Number of Moles and Balancing Chemical Equations

[Madison Rhynhart 3H]

Dr. Lavelle indicated that due to the law of conservation of mass we had to make sure that the total number of atoms on the left = that on the right however, does this not apply to moles as well? I was confused just because in the example he said conceptually we could say that in the chemical equation 2Na(s) + 2H2O(l) --> 2NaOH(aq) + H2(g) that it is balanced because there are two atoms of Na on the left and 2 atoms of Na on the right. But, he also said that there were 2 moles of Na on the left and 2 moles of Na on the right so I wasn't sure if the moles also had to be equal on the left and right sides?

[Bryan Cheng 1H]

You can think of it either way (with moles or with atoms). It's just the difference between the atomic scale and the larger molar scale -- you can think of the using moles instead of atoms as multiplying the quantity of everything in atoms by Avogadro's number.

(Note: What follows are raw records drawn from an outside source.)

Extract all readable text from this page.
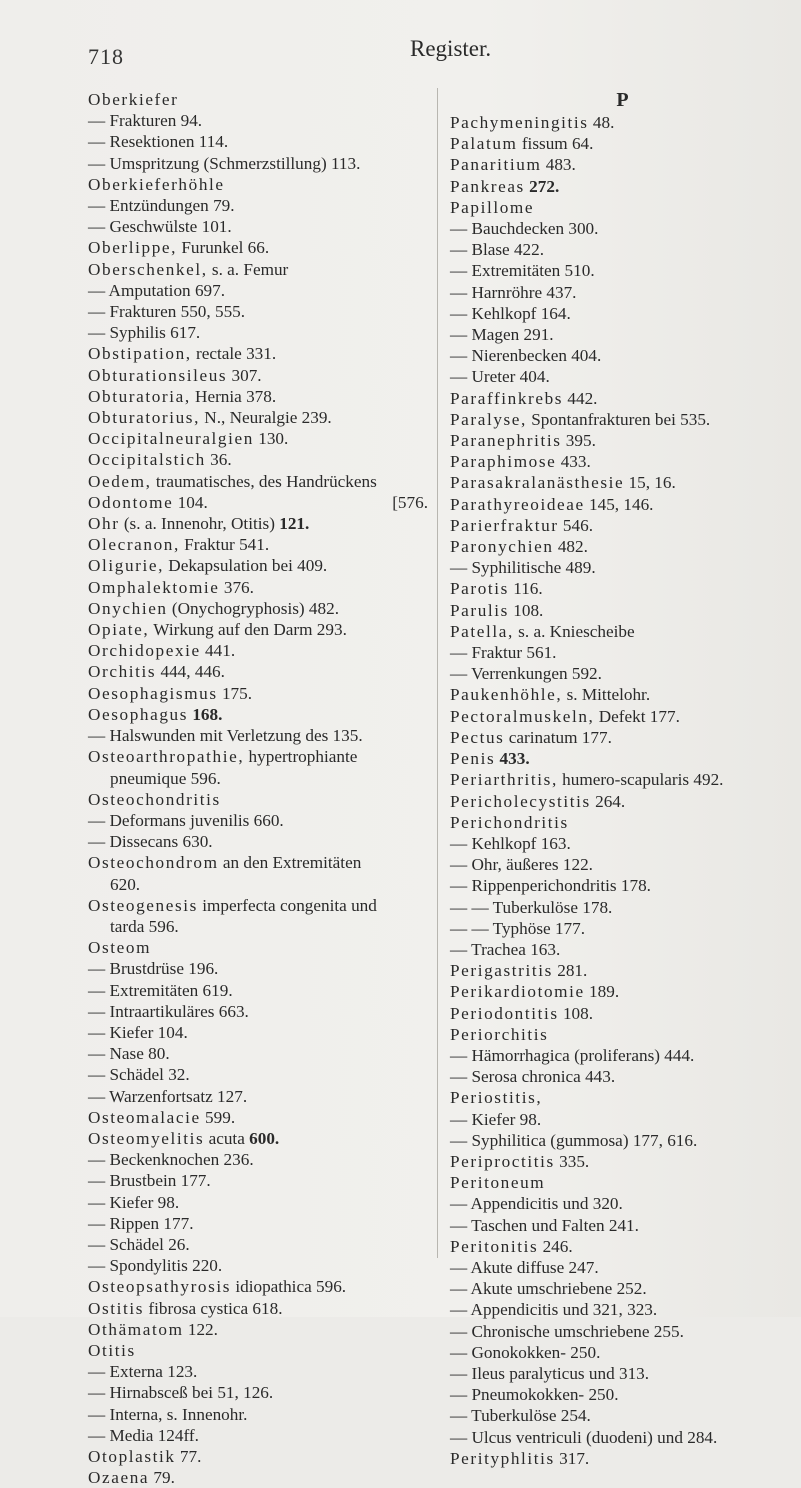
718	Register.
Oberkiefer
— Frakturen 94.
— Resektionen 114.
— Umspritzung (Schmerzstillung) 113.
Oberkieferhöhle
— Entzündungen 79.
— Geschwülste 101.
Oberlippe, Furunkel 66.
Oberschenkel, s. a. Femur
— Amputation 697.
— Frakturen 550, 555.
— Syphilis 617.
Obstipation, rectale 331.
Obturationsileus 307.
Obturatoria, Hernia 378.
Obturatorius, N., Neuralgie 239.
Occipitalneuralgien 130.
Occipitalstich 36.
Oedem, traumatisches, des Handrückens
Odontome 104.	[576.
Ohr (s. a. Innenohr, Otitis) 121.
Olecranon, Fraktur 541.
Oligurie, Dekapsulation bei 409.
Omphalektomie 376.
Onychien (Onychogryphosis) 482.
Opiate, Wirkung auf den Darm 293.
Orchidopexie 441.
Orchitis 444, 446.
Oesophagismus 175.
Oesophagus 168.
— Halswunden mit Verletzung des 135.
Osteoarthropathie, hypertrophiante
pneumique 596.
Osteochondritis
— Deformans juvenilis 660.
— Dissecans 630.
Osteochondrom an den Extremitäten
620.
Osteogenesis imperfecta congenita und
tarda 596.
Osteom
— Brustdrüse 196.
— Extremitäten 619.
— Intraartikuläres 663.
— Kiefer 104.
— Nase 80.
— Schädel 32.
— Warzenfortsatz 127.
Osteomalacie 599.
Osteomyelitis acuta 600.
— Beckenknochen 236.
— Brustbein 177.
— Kiefer 98.
— Rippen 177.
— Schädel 26.
— Spondylitis 220.
Osteopsathyrosis idiopathica 596.
Ostitis fibrosa cystica 618.
Othämatom 122.
Otitis
— Externa 123.
— Hirnabsceß bei 51, 126.
— Interna, s. Innenohr.
— Media 124ff.
Otoplastik 77.
Ozaena 79.
P
Pachymeningitis 48.
Palatum fissum 64.
Panaritium 483.
Pankreas 272.
Papillome
— Bauchdecken 300.
— Blase 422.
— Extremitäten 510.
— Harnröhre 437.
— Kehlkopf 164.
— Magen 291.
— Nierenbecken 404.
— Ureter 404.
Paraffinkrebs 442.
Paralyse, Spontanfrakturen bei 535.
Paranephritis 395.
Paraphimose 433.
Parasakralanästhesie 15, 16.
Parathyreoideae 145, 146.
Parierfraktur 546.
Paronychien 482.
— Syphilitische 489.
Parotis 116.
Parulis 108.
Patella, s. a. Kniescheibe
— Fraktur 561.
— Verrenkungen 592.
Paukenhöhle, s. Mittelohr.
Pectoralmuskeln, Defekt 177.
Pectus carinatum 177.
Penis 433.
Periarthritis, humero-scapularis 492.
Pericholecystitis 264.
Perichondritis
— Kehlkopf 163.
— Ohr, äußeres 122.
— Rippenperichondritis 178.
— — Tuberkulöse 178.
— — Typhöse 177.
— Trachea 163.
Perigastritis 281.
Perikardiotomie 189.
Periodontitis 108.
Periorchitis
— Hämorrhagica (proliferans) 444.
— Serosa chronica 443.
Periostitis,
— Kiefer 98.
— Syphilitica (gummosa) 177, 616.
Periproctitis 335.
Peritoneum
— Appendicitis und 320.
— Taschen und Falten 241.
Peritonitis 246.
— Akute diffuse 247.
— Akute umschriebene 252.
— Appendicitis und 321, 323.
— Chronische umschriebene 255.
— Gonokokken- 250.
— Ileus paralyticus und 313.
— Pneumokokken- 250.
— Tuberkulöse 254.
— Ulcus ventriculi (duodeni) und 284.
Perityphlitis 317.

The effect is the same, so whichever is easier for you to think about!

[Emily Chen 1G]

Just for clarification, the number of moles of a particular element, in this case Na, would have to be the same on both sides of the reaction, but the TOTAL number of moles on the reactants and products side do not necessarily have to equal to each other

[Vincent Nguyen 3G]

The thing about moles is that the amount of moles you have can change depending on how bonds form. For the sake of conceptualizing this, pretend we had a hypothetical equation like 2H2(g) + O2(g) --> 2H2O(g). There are 3 moles on the left, but only 2 on the right. This is because the 2H2 and single O2 (2+1 moles) are bonding together to form 2H2O (2 moles). There are still the same amount of atoms (which is all that matters for balancing), but there are fewer moles because the 2H2 and O2 have bonded together.

[Julia Zahra]

The number of moles of individual elements must stay the same but not the number of moles of different molecules that have multiple elements.

[Maddie Klee 3K]

The easiest way for me to think about these problems is to focus on each element to make sure that there are the same number of moles of that element on each side of the equation. The conservation of mass just means that mass cannot be created or destroyed, so you balance the reaction to ensure that the atomic mass of the reactants is equal to that of the products. This doesn't specifically relate to moles, but you can think of it in terms of the moles of a specific element need to be the same on both sides, but not necessarily the moles of other elements.

[605721741]

Atoms must be balanced in chemical reactions. There are for moles of hydrogen on the left. There are 2 moles of NaOH and one mole of H2 on the right. This means 2 hydrogen atoms from NaOH and 2 from H2. This means 4 hydrogen atoms, which creates a balanced equation.

[Joshua Lee 3C]

The law of conservation of mass simply states that in a reaction, matter cannot be created or destroyed. In this situation, this holds true even if there are fewer total moles of the product than the reactant. This is because the individual number of moles of each element remains the same. There are four moles of hydrogen before and after the reaction. There are 2 moles of sodium before and after the reaction. There are 2 moles of oxygen before and after the reaction. The only reason that the number of total moles changed is due to the way the elements bonded with each other. If a more complex molecule is formed, then there may be fewer moles because one mole of the complex molecule has a lot more mass than the simpler compounds prior to the reaction. The number of total grams before and after the reaction still remains the same. Thus, the law of conservation of mass was not broken in this situation.

[Edwin Montalvo 1G]

The easiest way to see this is to understand the relationship between an atom and a mole. Both of these are quantity. An atom is typically the smallest quantity we use in chemistry because we can draw particles and observe them. A mole is just a bunch of atoms. In fact, a mole is 6.022 x 10^23 particles (or in this instance, atoms). Therefore, we can choose to view the chemical formula in terms of atoms because we need to start and end with the same amount of atoms, which in turn means that the mass on both sides is conserved. So, just remember that these are quantities, and viewing them as atoms helps visualize the balance.